A Deeply Divided Society: What Next for Thailand?
The clearing of opposition camps last week has not resolved Thailand's problems.
May 24, 2010 -- What began as a protest of the poor has become a mass movement. It is more than just farmers and laborers from northern Thailand who take to the streets as "Red Shirts" -- business people, students and members of the middle class are also revolting against Thailand's political culture and against the influence of the military and the urban elite.
The Reds have no clear command structures. They are a magnet for the disenfranchised, many of whom yearn for former Prime Minister Thaksin Shinawatra and feel excluded from the networks of power in Bangkok -- from a system in which the graduates of private schools and military academies take all the influential positions.

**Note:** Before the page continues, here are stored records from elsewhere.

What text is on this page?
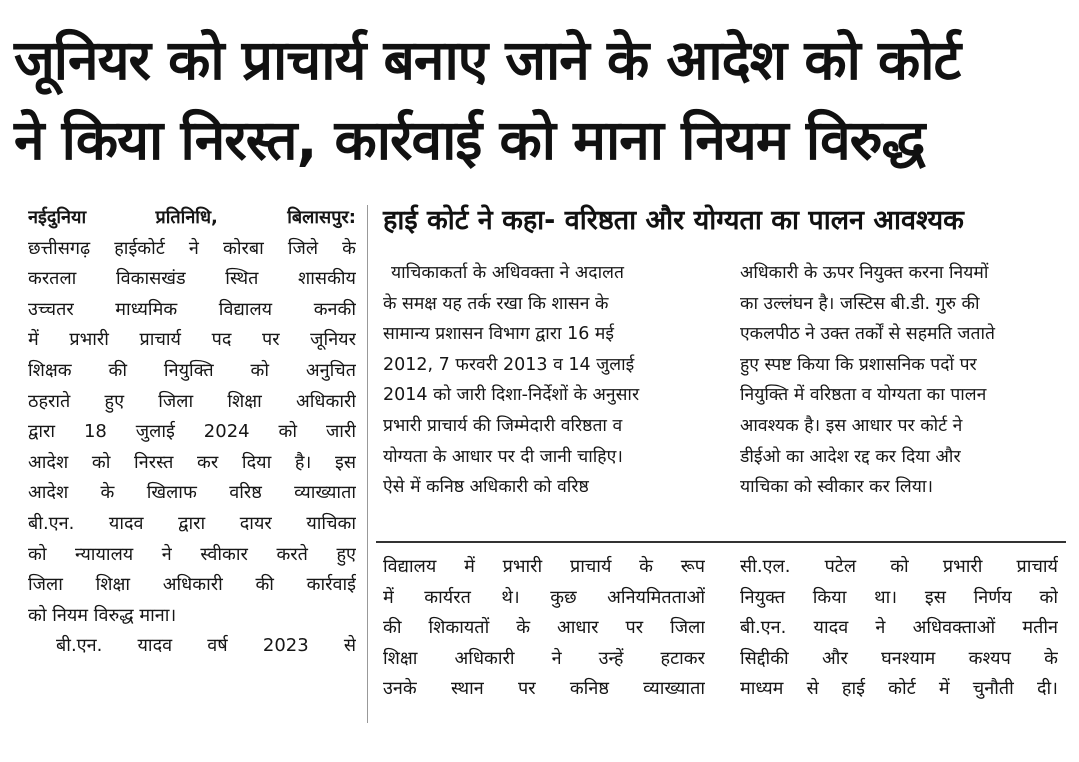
जूनियर को प्राचार्य बनाए जाने के आदेश को कोर्ट
ने किया निरस्त, कार्रवाई को माना नियम विरुद्ध

नईदुनिया प्रतिनिधि, बिलासपुर:

छत्तीसगढ़ हाईकोर्ट ने कोरबा जिले के

करतला विकासखंड स्थित शासकीय

उच्चतर माध्यमिक विद्यालय कनकी

में प्रभारी प्राचार्य पद पर जूनियर

शिक्षक की नियुक्ति को अनुचित

ठहराते हुए जिला शिक्षा अधिकारी

द्वारा 18 जुलाई 2024 को जारी

आदेश को निरस्त कर दिया है। इस

आदेश के खिलाफ वरिष्ठ व्याख्याता

बी.एन. यादव द्वारा दायर याचिका

को न्यायालय ने स्वीकार करते हुए

जिला शिक्षा अधिकारी की कार्रवाई

को नियम विरुद्ध माना।

बी.एन. यादव वर्ष 2023 से

हाई कोर्ट ने कहा- वरिष्ठता और योग्यता का पालन आवश्यक

याचिकाकर्ता के अधिवक्ता ने अदालत

के समक्ष यह तर्क रखा कि शासन के

सामान्य प्रशासन विभाग द्वारा 16 मई

2012, 7 फरवरी 2013 व 14 जुलाई

2014 को जारी दिशा-निर्देशों के अनुसार

प्रभारी प्राचार्य की जिम्मेदारी वरिष्ठता व

योग्यता के आधार पर दी जानी चाहिए।

ऐसे में कनिष्ठ अधिकारी को वरिष्ठ

अधिकारी के ऊपर नियुक्त करना नियमों

का उल्लंघन है। जस्टिस बी.डी. गुरु की

एकलपीठ ने उक्त तर्कों से सहमति जताते

हुए स्पष्ट किया कि प्रशासनिक पदों पर

नियुक्ति में वरिष्ठता व योग्यता का पालन

आवश्यक है। इस आधार पर कोर्ट ने

डीईओ का आदेश रद्द कर दिया और

याचिका को स्वीकार कर लिया।

विद्यालय में प्रभारी प्राचार्य के रूप

में कार्यरत थे। कुछ अनियमितताओं

की शिकायतों के आधार पर जिला

शिक्षा अधिकारी ने उन्हें हटाकर

उनके स्थान पर कनिष्ठ व्याख्याता

सी.एल. पटेल को प्रभारी प्राचार्य

नियुक्त किया था। इस निर्णय को

बी.एन. यादव ने अधिवक्ताओं मतीन

सिद्दीकी और घनश्याम कश्यप के

माध्यम से हाई कोर्ट में चुनौती दी।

They are united by their anger with the current government under Prime Minister Abhisit Vejjajiva, who was elected not by the people, but rather only by the parliament -- following dubious intrigues by the military. And they are united by a common opponent: the pro-establishment Yellow Shirts -- an alliance of civil servants and the urban upper classes who portray themselves as staunch monarchists.
Deep Divisions Run Through the Military
But Thailand is not just struggling with the possibility of new elections -- Thailand is struggling with itself. The population, the army, even the monarchy are divided. King Bhumibol, who has reigned since 1946, remains silent in public -- his wife is widely seen as a friend of the Yellows. The crown prince, on the other hand, is reputed to sympathize with the Red Shirts.
The deep divisions that run through the military were recently revealed when Maj. Gen. Khattiya Sawasdipol was suspended because he sided with government opponents. His death by a sniper's bullet made him into a martyr for his followers. Even Thailand's army chief General Anupong Paochinda has acted indecisively -- first coming out in favor of new elections, as the demonstrators have demanded -- and then publicly siding with Prime Minister Abhisit during a TV appearance.
The country is also divided because Thailand's parties are dominated by influential men whose powerbases are built on cronyism in their home provinces. That was also the case under Thaksin, the exiled multi-millionaire from northern Thailand who is now warning of a nationwide guerrilla war.
The Press Has Failed to Inform the Public
It is the structural problems plaguing Thailand that make the future look grim: an army that regularly intervenes in politics (Thailand has had 18 military coups since 1932); a constitutional court that professes to be neutral, yet allows itself to be used for political purposes; a population that is raised to be loyal subjects -- loyal to the king, not to the constitution. The press also fails in its duty to inform the public. Insulting the monarchy can result in a prison sentence; this keeps critics quiet.
The crisis has not been resolved, it has merely shifted elsewhere. The Reds started dozens of fires late last week in Bangkok, rioted in the northern provinces and torched town halls there. Nine bodies were found in a temple in Bangkok on Thursday -- 16 died the previous day during the crackdown on the revolt.
If new elections were actually held this year, then it would simply mean that the Reds would be in the government and it would be the Yellows who would be out protesting on the streets.